Translate

Sunday, April 5, 2009

Who was she?

I assume everyone has a mysterious relative, someone to whom you are genetically linked but whose character and motivation and behavior is mysterious to you.
Mine is my paternal grandmother, Germaine Marie Jeanne Levêque Lehner.

She was born June 2, 1892 at 9:30 PM in Saint-Vaast-la-Hougue
I know the time exactly not from any family Bible, but from the horoscope that was drawn up for her in 1942 by Ethel Bret Harte who was very particular about the time of birth as it placed the sun in 12˚ Capricorn and the ruler, Mercury, in 0˚ Capricorn, both of which are brought into the 4th house. (I have no idea what any of that means.)
The discovery of the horoscope is what has prompted this writing.

I have a stack of Grumbacher sketchbooks filled with my grandmother’s watercolors. As in dozens. My siblings and cousins have dozens more. She painted hundreds of these abstract watercolors, so many that it is impossible not to wonder what compelled her. They are all similar in style, and each one is different.
I have a horsehair trunk full of her correspondence. I have a few leather notebooks with her poems. I haven’t read every single thing but I have read enough to be frustrated by the dreamy evasive quality of much of her poetry and by the generalities that fill the letters addressed to her.
Yet I know THINGS happened.
How soon after she married my grandfather did it become clear they were profoundly ill-suited for each other?
She was French, he was German.
She believed in Theosophy, astrology and numerology. She was a dancer, artist, probably a hypochondriac, a devotée of H.G. Wells, Annie Besant, Tagore and Rudolf Steiner.
He was a cotton trader, a brilliant businessman, and a patriarch.
OK – on the basis of those characteristics there is no reason to presume they were ill-suited. Great marriages have been forged from greater dissimilarities.
And yes, they were both Catholic but that only seems to have signified in the fact that they never actually divorced.

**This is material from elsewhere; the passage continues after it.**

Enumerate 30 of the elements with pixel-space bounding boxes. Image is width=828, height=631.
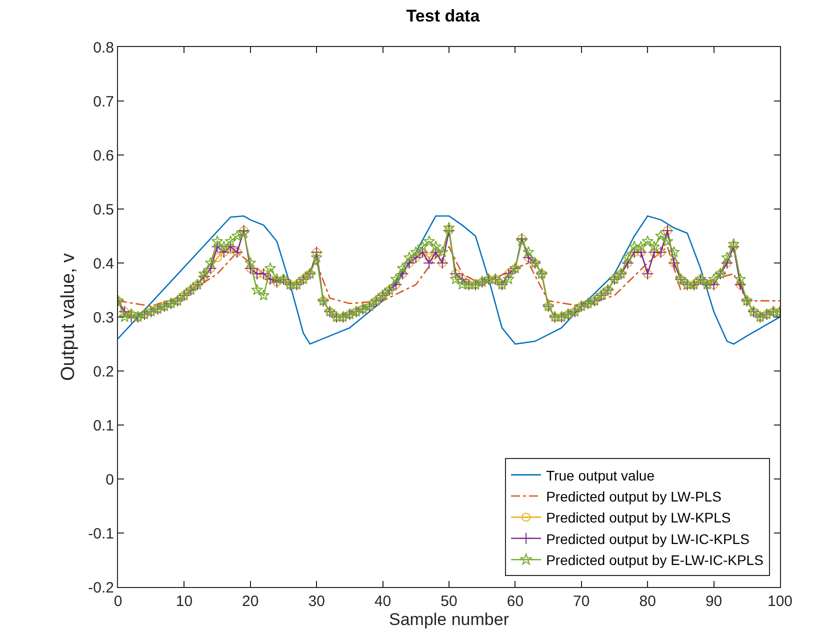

Having been frustrated in my attempts to learn more about my grandmother, I looked for information about Ethel Bret Harte (1875-1964). The youngest of Bret Harte’s five children (all equally neglected by their father) she appears exactly 10 scanty times in a recent Bret Harte biography (Bret Harte, Prince & Pauper, by Axel Nissen).
Her astrological bent is not mentioned. The fact that she was ill and destitute in 1905 (she was 30) is only obliquely alluded to, but Google found this:




So notable men did ante up for the poor offspring of the American writer. But of what ailed her I could not learn. And how well did she know Arthur Conan Doyle? He was a spiritualist and believed in the possibility of speaking with those gone over to the other side.
Am I being ignorant in lumping together spiritualism and astrology?
Ethel Bret Harte wrote one book:
What else do I know of Ethel Bret Harte? She knew my grandmother enough to write this last paragraph in her horoscope (7 single spaced typed pages on onionskin):
Now I leave you to draw your own conclusion on the quoted readings of planetary aspects in your natal chart because, though I could elaborate on these (Which coincide exactly with my own findings) I prefer that you should understand that this is not my interpretation which might seem prejudiced by knowing you. Then, too, I feel you have not been very frank or explicit with me as to just what did happen at home, though I have been forced to draw my own conclusions from what I find as tendencies in the chart.”
What do I learn from this? That my grandmother’s story was as elusive to her astrologer as it is to her descendants? Scant consolation.

2 comments:

Rebecca Rice said...

What a fascinating meditation on your grandmother! So I have my own question: Why was she having her horoscope done when she was 50? (This tends to be something younger folks do.) Usually people who are seeking information like this are in transition/crisis, which is what Ethel Bret Harte seems to be implying in her horoscope reading.

I do love the watercolors, however. They remind me a lot of the later Kandinsky.

Thank you for sharing this amazing story!

Diggitt said...

I love your grandmother's artwork. I love her paintings and her needlework. Fascinating to think what her vision might have been ... especially since she never told anyone.